Chicken Tagine with Apricot & Yoghurt

Nutrition per serving

Calories823 kcal
Protein69.7 g
Carbs72.2 g
Fats27.1 g
Saturated Fat5.5 g
Monounsaturated Fat14.6 g
Polyunsaturated Fat4.6 g
Sugars11.3 g
Fiber7 g
Sodium3,950 mg

Ingredients

Onion
Sweet Potato
Carrot
Garlic
Chicken Thigh
Red Chilli Pepper
Chicken Stock Cube
Couscous
Parsley
Lemon Juice
Olive Oil
Plain Yogurt (low fat)
Apricot(s)
Ras el hanout
1. Peel/finely slice the onion into half-moon shapes.

2. Peel/dice the sweet potato and carrot into 1cm cubes.

3. Peel/finely chop the garlic.

4. Roughly chop the apricot.

5. Slice the chicken into bite-sized pieces.

6. Chop the chili.

7. Boil 250ml of water in a kettle.

8. In a skillet, heat ½ a tbsp of olive oil over medium-high heat. Add the chicken with a pinch of salt and pepper and cook for about 4 minutes until cooked through. Transfer to a plate and set aside.
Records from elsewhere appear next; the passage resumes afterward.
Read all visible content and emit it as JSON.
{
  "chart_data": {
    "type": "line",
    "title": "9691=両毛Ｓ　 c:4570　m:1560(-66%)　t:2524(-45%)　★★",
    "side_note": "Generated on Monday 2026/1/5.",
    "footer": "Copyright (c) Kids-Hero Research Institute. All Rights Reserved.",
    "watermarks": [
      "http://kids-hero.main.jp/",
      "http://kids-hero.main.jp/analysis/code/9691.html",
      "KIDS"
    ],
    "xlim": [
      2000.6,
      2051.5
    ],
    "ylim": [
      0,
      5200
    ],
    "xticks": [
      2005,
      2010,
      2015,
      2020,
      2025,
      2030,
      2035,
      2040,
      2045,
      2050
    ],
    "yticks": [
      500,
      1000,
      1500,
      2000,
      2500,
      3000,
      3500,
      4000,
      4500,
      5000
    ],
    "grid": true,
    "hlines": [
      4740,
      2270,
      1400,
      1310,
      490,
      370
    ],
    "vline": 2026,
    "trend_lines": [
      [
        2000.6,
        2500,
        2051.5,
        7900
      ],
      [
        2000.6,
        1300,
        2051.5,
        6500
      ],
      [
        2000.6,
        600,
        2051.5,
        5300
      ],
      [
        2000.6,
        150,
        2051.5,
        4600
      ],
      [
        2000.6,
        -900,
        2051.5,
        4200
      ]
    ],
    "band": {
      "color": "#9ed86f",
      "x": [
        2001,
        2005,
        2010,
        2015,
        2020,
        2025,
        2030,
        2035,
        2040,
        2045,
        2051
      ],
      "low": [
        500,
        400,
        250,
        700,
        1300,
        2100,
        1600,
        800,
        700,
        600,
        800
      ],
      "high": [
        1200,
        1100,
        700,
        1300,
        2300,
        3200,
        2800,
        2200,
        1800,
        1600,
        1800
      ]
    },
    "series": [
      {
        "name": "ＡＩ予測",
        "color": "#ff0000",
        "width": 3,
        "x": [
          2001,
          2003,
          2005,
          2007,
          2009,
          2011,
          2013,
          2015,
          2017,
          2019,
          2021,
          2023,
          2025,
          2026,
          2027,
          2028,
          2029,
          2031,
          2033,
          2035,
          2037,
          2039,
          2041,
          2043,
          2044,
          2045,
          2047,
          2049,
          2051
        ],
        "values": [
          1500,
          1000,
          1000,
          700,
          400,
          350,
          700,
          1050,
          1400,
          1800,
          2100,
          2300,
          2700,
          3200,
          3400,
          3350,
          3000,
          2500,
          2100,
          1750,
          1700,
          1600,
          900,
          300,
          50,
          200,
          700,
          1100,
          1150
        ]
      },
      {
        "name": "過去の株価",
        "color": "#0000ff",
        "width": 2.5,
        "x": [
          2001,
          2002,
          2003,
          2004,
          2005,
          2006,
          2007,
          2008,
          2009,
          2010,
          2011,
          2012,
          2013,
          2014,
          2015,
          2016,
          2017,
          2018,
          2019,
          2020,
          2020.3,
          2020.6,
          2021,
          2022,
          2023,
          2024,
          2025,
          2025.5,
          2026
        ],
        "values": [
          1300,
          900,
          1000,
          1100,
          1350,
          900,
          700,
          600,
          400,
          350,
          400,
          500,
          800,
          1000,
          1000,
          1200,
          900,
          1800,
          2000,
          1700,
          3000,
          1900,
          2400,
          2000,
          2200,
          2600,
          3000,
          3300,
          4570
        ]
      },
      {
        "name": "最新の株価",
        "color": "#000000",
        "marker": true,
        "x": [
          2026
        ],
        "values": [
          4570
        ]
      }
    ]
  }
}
9. In the same pan, heat ½ a tbsp of olive oil over medium heat. Add the onions/garlic and cook until softened. Stir in the Ras el Hanout, the chopped chili and continue to cook for a minute.

10. Add 250ml of boiling water with 1/2 the stock along with the carrot, sweet potato and apricots. Stir to combine and season with a pinch of salt and pepper. Cover with a lid and continue to cook on medium heat for 5 minutes. Remove the lid, add the cooked chicken and continue to cook for 8-10 minutes.

11. Meanwhile, to make the couscous, bring 90ml of water to boil.  Add the remaining stock pot and stir to dissolve. Add the couscous, cover with a lid, remove from heat and set aside for 5 minutes until the granules have absorbed all the liquid. Fluff the cooked couscous with a fork to separate the grains.

12. In a small bowl, combine the yoghurt with 2 tsp of lemon juice, parsley and a small pinch of salt and pepper.

13. Serve the tagine in a bowl on top of the couscous with a dollop of the yoghurt.